A notice was given on 25-1-1967, by which the defendant was informed that interest would be charged at the rate of nine per cent per annum from the date of presentation of bills if payment was not received within seven days of the receipt of such notice. It is not in dispute that this notice dated 25-1-1967 (at page 122 of Ext. A) was served or that bills were submitted to the defendant.
It has been contended on behalf of the defendant that this notice is not in strict compliance with the Interest Act, as it has not been stated therein that the notice was being given under that Act and interest had been claimed, retrospectively. Be that as it may, the defendant, in any event, is entitled to interest by way of damages under Section 61 of the Sale of Goods Act, which the Court in its discretion may allow. It is in evidence that the bank was charging interest from the plaintiff at the rate of nine per cent per annum. On the facts and in the circumstances, I hold that the plaintiff is entitled to interest from the defendant at the rate of nine per cent per annum from the time the said sum of Rs. 2,10,712.44 became due. I answer this issue to the extent, as indicated above, in the affirmative and in favour of the plaintiff.

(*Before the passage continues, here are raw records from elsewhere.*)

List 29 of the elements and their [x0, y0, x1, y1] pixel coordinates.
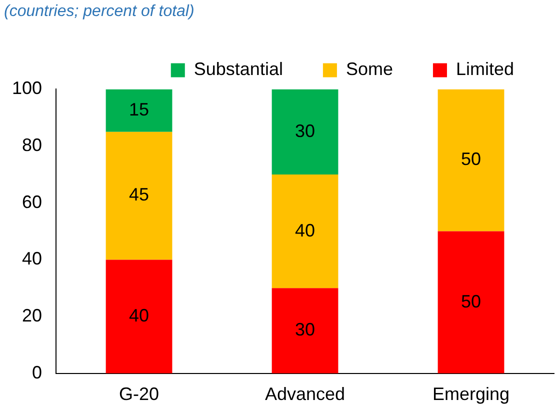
bar [106, 89, 172, 132]
bar [272, 89, 338, 174]
data-label: 15 [129, 99, 150, 120]
data-label: 40 [295, 220, 316, 240]
data-label: 45 [129, 184, 150, 205]
bar [106, 132, 172, 260]
x-tick-label: Advanced [264, 384, 346, 404]
y-tick-label: 40 [22, 248, 42, 269]
bar [106, 260, 172, 374]
x-tick-label: Emerging [432, 384, 510, 404]
legend-label: Some [346, 59, 393, 80]
legend-label: Substantial [194, 59, 283, 80]
y-tick-label: 80 [22, 135, 42, 156]
data-label: 50 [460, 291, 482, 312]
bar [272, 288, 338, 374]
data-label: 30 [295, 120, 316, 141]
data-label: 30 [295, 320, 316, 340]
data-label: 40 [129, 306, 150, 326]
bar [438, 231, 504, 374]
bar [438, 89, 504, 232]
y-tick-label: 60 [22, 192, 42, 212]
chart-subtitle: (countries; percent of total) [4, 3, 194, 20]
bar [272, 174, 338, 288]
y-tick-label: 20 [22, 306, 42, 326]
legend-label: Limited [456, 59, 514, 80]
x-tick-label: G-20 [119, 384, 160, 404]
y-tick-label: 100 [12, 78, 42, 98]
y-tick-label: 0 [32, 362, 42, 382]
data-label: 50 [460, 149, 482, 170]
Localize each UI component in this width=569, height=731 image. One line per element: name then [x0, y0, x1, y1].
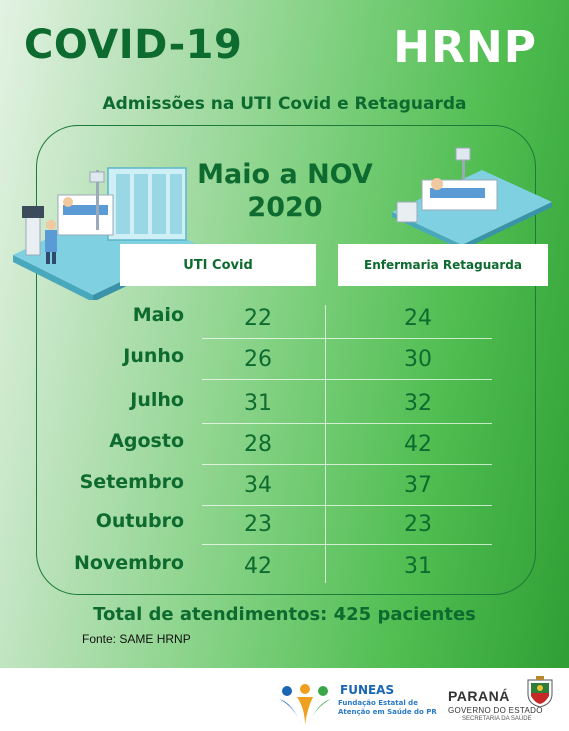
row-enf-value: 31 — [404, 554, 432, 579]
row-enf-value: 24 — [404, 306, 432, 331]
row-month: Junho — [123, 345, 184, 367]
funeas-description: Fundação Estatal de Atenção em Saúde do … — [338, 699, 437, 716]
column-header-uti-covid: UTI Covid — [120, 244, 316, 286]
row-uti-value: 23 — [244, 512, 272, 537]
table-row: Agosto 28 42 — [0, 430, 569, 470]
row-uti-value: 34 — [244, 473, 272, 498]
row-enf-value: 30 — [404, 347, 432, 372]
column-header-enfermaria: Enfermaria Retaguarda — [338, 244, 548, 286]
table-row: Outubro 23 23 — [0, 510, 569, 550]
period-heading: Maio a NOV 2020 — [190, 158, 380, 224]
row-divider — [202, 464, 492, 465]
table-row: Novembro 42 31 — [0, 552, 569, 592]
row-uti-value: 26 — [244, 347, 272, 372]
table-row: Junho 26 30 — [0, 345, 569, 385]
row-enf-value: 37 — [404, 473, 432, 498]
parana-government: GOVERNO DO ESTADO — [448, 706, 543, 715]
row-enf-value: 23 — [404, 512, 432, 537]
row-month: Outubro — [95, 510, 184, 532]
period-year: 2020 — [247, 192, 323, 223]
table-row: Maio 22 24 — [0, 304, 569, 344]
poster-title-covid: COVID-19 — [24, 22, 243, 68]
row-month: Agosto — [109, 430, 184, 452]
row-divider — [202, 544, 492, 545]
row-month: Julho — [130, 389, 184, 411]
icu-room-illustration — [13, 167, 198, 300]
row-enf-value: 32 — [404, 391, 432, 416]
row-uti-value: 42 — [244, 554, 272, 579]
parana-crest-icon — [527, 676, 553, 708]
poster-title-hrnp: HRNP — [393, 22, 537, 73]
poster: COVID-19 HRNP Admissões na UTI Covid e R… — [0, 0, 569, 668]
row-uti-value: 28 — [244, 432, 272, 457]
row-divider — [202, 338, 492, 339]
table-frame — [36, 125, 536, 595]
column-divider — [325, 305, 326, 583]
ward-bed-illustration — [392, 147, 552, 250]
funeas-name: FUNEAS — [340, 683, 395, 697]
row-month: Setembro — [79, 471, 184, 493]
row-divider — [202, 423, 492, 424]
row-divider — [202, 379, 492, 380]
row-uti-value: 31 — [244, 391, 272, 416]
funeas-logo-icon — [279, 684, 331, 725]
row-uti-value: 22 — [244, 306, 272, 331]
total-summary: Total de atendimentos: 425 pacientes — [93, 604, 476, 625]
row-month: Maio — [132, 304, 184, 326]
row-month: Novembro — [73, 552, 184, 574]
footer — [0, 668, 569, 731]
row-divider — [202, 505, 492, 506]
period-months: Maio a NOV — [197, 159, 373, 190]
poster-subtitle: Admissões na UTI Covid e Retaguarda — [102, 94, 467, 114]
table-row: Setembro 34 37 — [0, 471, 569, 511]
parana-name: PARANÁ — [448, 688, 510, 704]
source-note: Fonte: SAME HRNP — [82, 632, 191, 646]
row-enf-value: 42 — [404, 432, 432, 457]
parana-secretariat: SECRETARIA DA SAÚDE — [462, 716, 532, 722]
table-row: Julho 31 32 — [0, 389, 569, 429]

9. It is clear from the above decision of the High Court that the High Court considered the claim of the assessee under Section 61 of the Sale of Goods Act and the Interest Act and was satisfied that the assessee suffered loss due to non-payment of principal amount in time and, accordingly, the High Court directed the buyer to pay the principal amount along with interest. The assessee itself included the interest of Rs. 1,807 as interest realised by the bank from the assessee.

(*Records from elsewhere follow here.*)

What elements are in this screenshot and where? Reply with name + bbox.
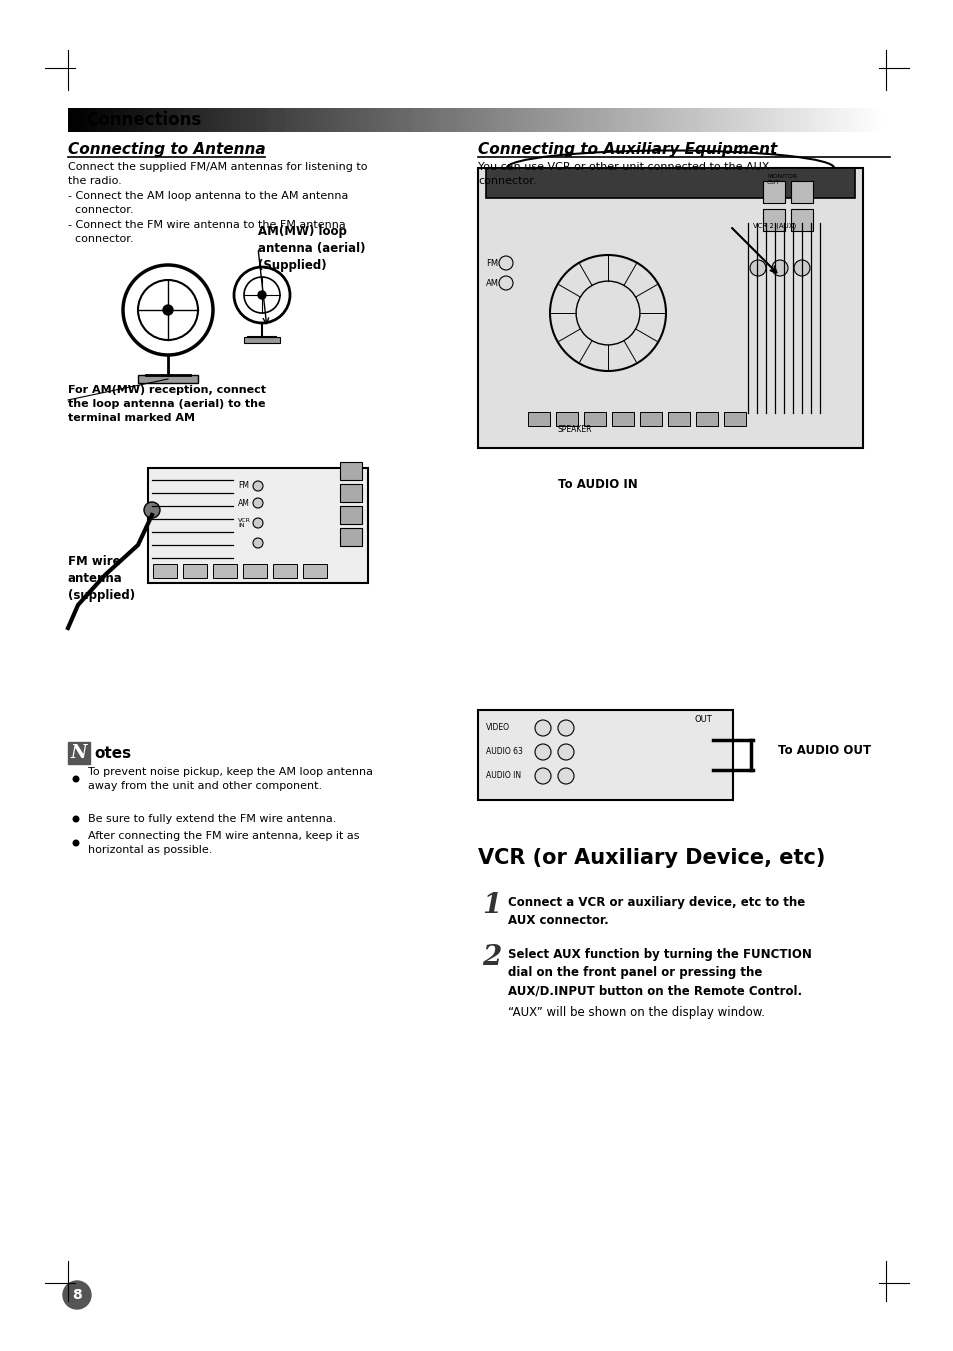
- Bar: [790, 209, 812, 231]
- Circle shape: [253, 499, 263, 508]
- Circle shape: [793, 259, 809, 276]
- Text: To AUDIO IN: To AUDIO IN: [558, 478, 638, 490]
- Text: 1: 1: [481, 892, 500, 919]
- Circle shape: [253, 481, 263, 490]
- Text: Select AUX function by turning the FUNCTION
dial on the front panel or pressing : Select AUX function by turning the FUNCT…: [507, 948, 811, 997]
- Text: To AUDIO OUT: To AUDIO OUT: [778, 743, 870, 757]
- Text: OUT: OUT: [694, 715, 711, 724]
- Bar: [556, 412, 578, 426]
- Text: SPEAKER: SPEAKER: [558, 426, 592, 435]
- Bar: [583, 412, 605, 426]
- Text: VCR
IN: VCR IN: [237, 517, 251, 528]
- Text: VCR (or Auxiliary Device, etc): VCR (or Auxiliary Device, etc): [477, 848, 824, 867]
- Bar: [339, 507, 361, 524]
- Text: “AUX” will be shown on the display window.: “AUX” will be shown on the display windo…: [507, 1006, 764, 1019]
- Text: Connect a VCR or auxiliary device, etc to the
AUX connector.: Connect a VCR or auxiliary device, etc t…: [507, 896, 804, 927]
- Text: Be sure to fully extend the FM wire antenna.: Be sure to fully extend the FM wire ante…: [88, 815, 336, 824]
- Text: FM: FM: [237, 481, 249, 490]
- Text: 8: 8: [72, 1288, 82, 1302]
- Circle shape: [72, 839, 79, 847]
- Circle shape: [72, 775, 79, 782]
- Circle shape: [535, 720, 551, 736]
- Text: AM: AM: [485, 278, 498, 288]
- Bar: [667, 412, 689, 426]
- Circle shape: [253, 538, 263, 549]
- Text: VCR 2 (AUX): VCR 2 (AUX): [752, 223, 796, 230]
- Circle shape: [63, 1281, 91, 1309]
- Text: Connections: Connections: [86, 111, 201, 128]
- Bar: [339, 484, 361, 503]
- Bar: [485, 168, 854, 199]
- Text: AUDIO 63: AUDIO 63: [485, 747, 522, 757]
- Circle shape: [144, 503, 160, 517]
- Text: Connecting to Antenna: Connecting to Antenna: [68, 142, 265, 157]
- Text: For AM(MW) reception, connect
the loop antenna (aerial) to the
terminal marked A: For AM(MW) reception, connect the loop a…: [68, 385, 266, 423]
- Text: FM: FM: [485, 258, 497, 267]
- Circle shape: [163, 305, 172, 315]
- Bar: [339, 462, 361, 480]
- Circle shape: [558, 767, 574, 784]
- Bar: [244, 336, 280, 343]
- Bar: [273, 563, 296, 578]
- Text: Connect the supplied FM/AM antennas for listening to
the radio.
- Connect the AM: Connect the supplied FM/AM antennas for …: [68, 162, 367, 245]
- Circle shape: [535, 744, 551, 761]
- Bar: [723, 412, 745, 426]
- Circle shape: [72, 816, 79, 823]
- Text: MONITOR
OUT: MONITOR OUT: [766, 174, 797, 185]
- Bar: [696, 412, 718, 426]
- Text: AUDIO IN: AUDIO IN: [485, 771, 520, 781]
- Circle shape: [253, 517, 263, 528]
- Text: Connecting to Auxiliary Equipment: Connecting to Auxiliary Equipment: [477, 142, 777, 157]
- Bar: [790, 181, 812, 203]
- Bar: [339, 528, 361, 546]
- Bar: [303, 563, 327, 578]
- Bar: [762, 181, 784, 203]
- Bar: [152, 563, 177, 578]
- Circle shape: [498, 255, 513, 270]
- Text: 2: 2: [481, 944, 500, 971]
- Circle shape: [535, 767, 551, 784]
- Text: You can use VCR or other unit connected to the AUX
connector.: You can use VCR or other unit connected …: [477, 162, 768, 186]
- Text: otes: otes: [94, 746, 131, 761]
- Circle shape: [558, 744, 574, 761]
- Bar: [762, 209, 784, 231]
- Circle shape: [498, 276, 513, 290]
- Circle shape: [771, 259, 787, 276]
- Bar: [527, 412, 550, 426]
- Bar: [138, 376, 198, 382]
- Bar: [183, 563, 207, 578]
- Text: N: N: [71, 744, 87, 762]
- Text: FM wire
antenna
(supplied): FM wire antenna (supplied): [68, 555, 135, 603]
- Circle shape: [257, 290, 266, 299]
- Circle shape: [749, 259, 765, 276]
- Bar: [213, 563, 236, 578]
- Text: After connecting the FM wire antenna, keep it as
horizontal as possible.: After connecting the FM wire antenna, ke…: [88, 831, 359, 855]
- Text: AM: AM: [237, 499, 250, 508]
- Bar: [68, 742, 90, 765]
- Circle shape: [558, 720, 574, 736]
- Bar: [148, 467, 368, 584]
- Text: AM(MW) loop
antenna (aerial)
(Supplied): AM(MW) loop antenna (aerial) (Supplied): [257, 226, 365, 272]
- Bar: [639, 412, 661, 426]
- Text: To prevent noise pickup, keep the AM loop antenna
away from the unit and other c: To prevent noise pickup, keep the AM loo…: [88, 767, 373, 790]
- Bar: [243, 563, 267, 578]
- Bar: [477, 168, 862, 449]
- Text: VIDEO: VIDEO: [485, 724, 510, 732]
- Bar: [477, 711, 732, 800]
- Bar: [612, 412, 634, 426]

Therefore, there is no ambiguity in the order of the High Court. The High Court plainly awarded the principal with interest. The High Court order cannot be read otherwise. The assessee only received interest for the delayed payment and the additional amount awarded by the High Court was not in the nature of compensation. Under the above circumstances, after considering the facts, the decision of the High Court in Suit Nos. 710 and 722 of 1967, the decisions in Govinda Choudhury & Sons' case (supra) and T.N.K. Govindaraju Chetty's case (supra), the order of the Chandigarh Bench of the Tribunal in IT Appeal Nos. 929 and 933 of 1976-77 and the paper book, it is concluded that the sum of Rs. 1,52,470 received by the assessee was income from interest and it was rightly taxed by the ITO.10 and 11. [These paras are not reproduced [here as they involve minor issues.)